Il cronometro finale recita 1:52.76, un tempo che non lascia spazio a repliche e che sancisce il ritorno sul trono tricolore dell’alfiere delle Fiamme Gialle. Vinatzer succede così a Stefano Gross, capace di un dominio lungo un triennio (2023-2025), riportando il titolo in Alto Adige al termine di una gara che ha regalato non pochi colpi di scena.

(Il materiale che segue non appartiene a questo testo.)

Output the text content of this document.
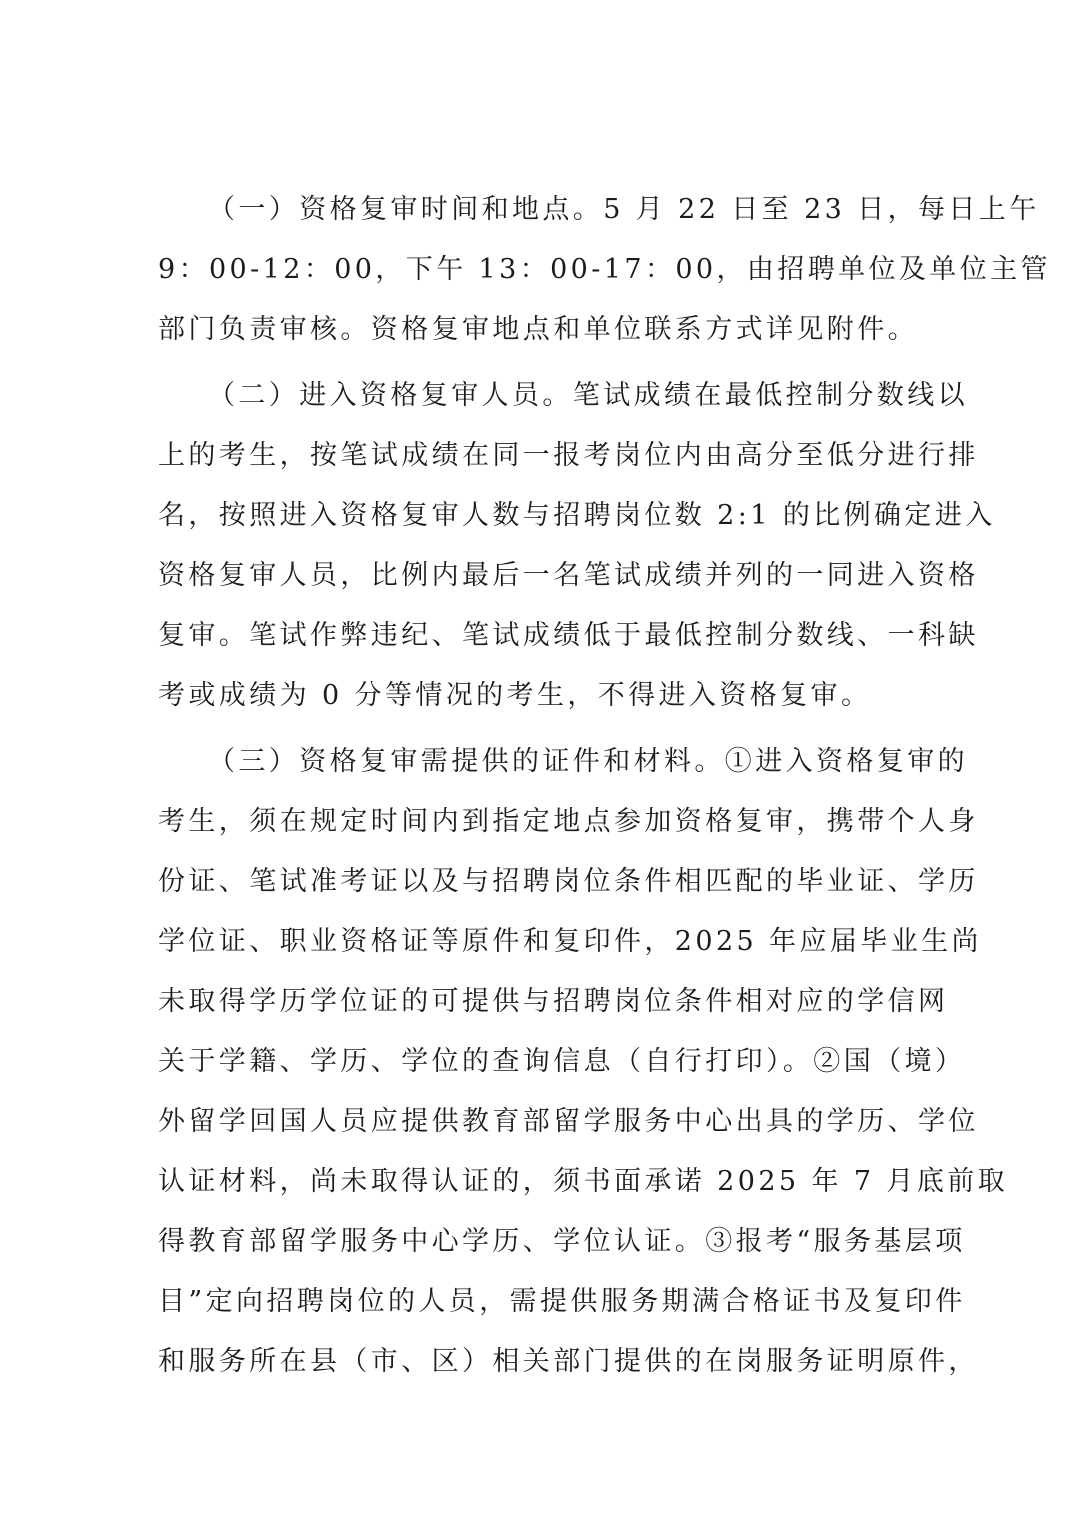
（一）资格复审时间和地点。5 月 22 日至 23 日，每日上午
9：00-12：00，下午 13：00-17：00，由招聘单位及单位主管
部门负责审核。资格复审地点和单位联系方式详见附件。
（二）进入资格复审人员。笔试成绩在最低控制分数线以
上的考生，按笔试成绩在同一报考岗位内由高分至低分进行排
名，按照进入资格复审人数与招聘岗位数 2:1 的比例确定进入
资格复审人员，比例内最后一名笔试成绩并列的一同进入资格
复审。笔试作弊违纪、笔试成绩低于最低控制分数线、一科缺
考或成绩为 0 分等情况的考生，不得进入资格复审。
（三）资格复审需提供的证件和材料。①进入资格复审的
考生，须在规定时间内到指定地点参加资格复审，携带个人身
份证、笔试准考证以及与招聘岗位条件相匹配的毕业证、学历
学位证、职业资格证等原件和复印件，2025 年应届毕业生尚
未取得学历学位证的可提供与招聘岗位条件相对应的学信网
关于学籍、学历、学位的查询信息（自行打印）。②国（境）
外留学回国人员应提供教育部留学服务中心出具的学历、学位
认证材料，尚未取得认证的，须书面承诺 2025 年 7 月底前取
得教育部留学服务中心学历、学位认证。③报考“服务基层项
目”定向招聘岗位的人员，需提供服务期满合格证书及复印件
和服务所在县（市、区）相关部门提供的在岗服务证明原件，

La rimonta del campione e il crollo di Saccardi
La gara del Sestriere è stata una partita a scacchi in due atti. Al termine della prima frazione, la sorpresa portava il nome di Tommaso Saccardi, capace di mettersi tutti alle spalle e sognare il colpo della vita. Vinatzer, sornione in seconda posizione, ha però cambiato marcia nella discesa decisiva. Mentre Saccardi finiva fuori dai giochi, tradito dalla foga e dalle insidie del tracciato, Alex ha sciato con la fluidità dei giorni migliori, pennellando le curve e incrementando il vantaggio a ogni intertempo.
Alle sue spalle, il podio si è colorato di tinte inaspettate: l’argento è andato al padovano Stefano Pizzato, staccato di 1.20 secondi, mentre il bronzo è rimasto in Piemonte grazie alla solida prova di Corrado Barbera (+2.06). Distacchi importanti, che testimoniano come il 26enne gardenese, quando è in giornata, giochi ancora in un campionato a parte rispetto alla concorrenza interna.
Un sorriso tricolore dopo i tormenti a Cinque Cerchi
Per Vinatzer, questo scudetto dello sci ha un sapore particolare, quasi terapeutico. La stagione 2025-2026 era iniziata sotto i migliori auspici — con il podio in gigante a Beaver Creek e il quarto posto in Val d’Isère — per poi trasformarsi in un calvario di incertezze. Da gennaio in poi, il buio: una sola top-10 in Coppa del Mondo e una spedizione olimpica a Milano Cortina 2026 vissuta da comprimario, lontano dalle medaglie che tutta l’Italia si aspettava. Vincere al Sestriere significa chiudere il cerchio, dimostrando di essere ancora il punto di riferimento dello slalom azzurro.
Giovani leoni crescono: i titoli giovanili
La rassegna del Sestriere non è stata solo la vetrina per i “big”, ma ha offerto uno sguardo sul futuro della valanga azzurra. Nelle categorie giovanili, i titoli nazionali sono stati assegnati a Peter Corbellini, dominatore tra i “Giovani”, e a Giulio Paolo Cazzaniga, che ha iscritto il proprio nome nell’albo d’oro della categoria “Aspiranti”.
Classifica Finale Slalom Maschile – Campionati Italiani 2026
| Pos. | Atleta | Tempo | Distacco |
| 1 | Alex Vinatzer | 1:52.76 | – |
| 2 | Stefano Pizzato | 1:53.96 | +1.20 |
| 3 | Corrado Barbera | 1:54.82 | +2.06 |
L’Analisi: Il successo di Vinatzer è una boccata d’ossigeno per tutto il settore maschile. Sebbene il titolo nazionale non cancelli le difficoltà incontrate sul palcoscenico internazionale e olimpico, ritrovare il feeling con la vittoria su un pendio tecnico come quello piemontese è il primo passo fondamentale per ricostruire la fiducia in vista della prossima stagione.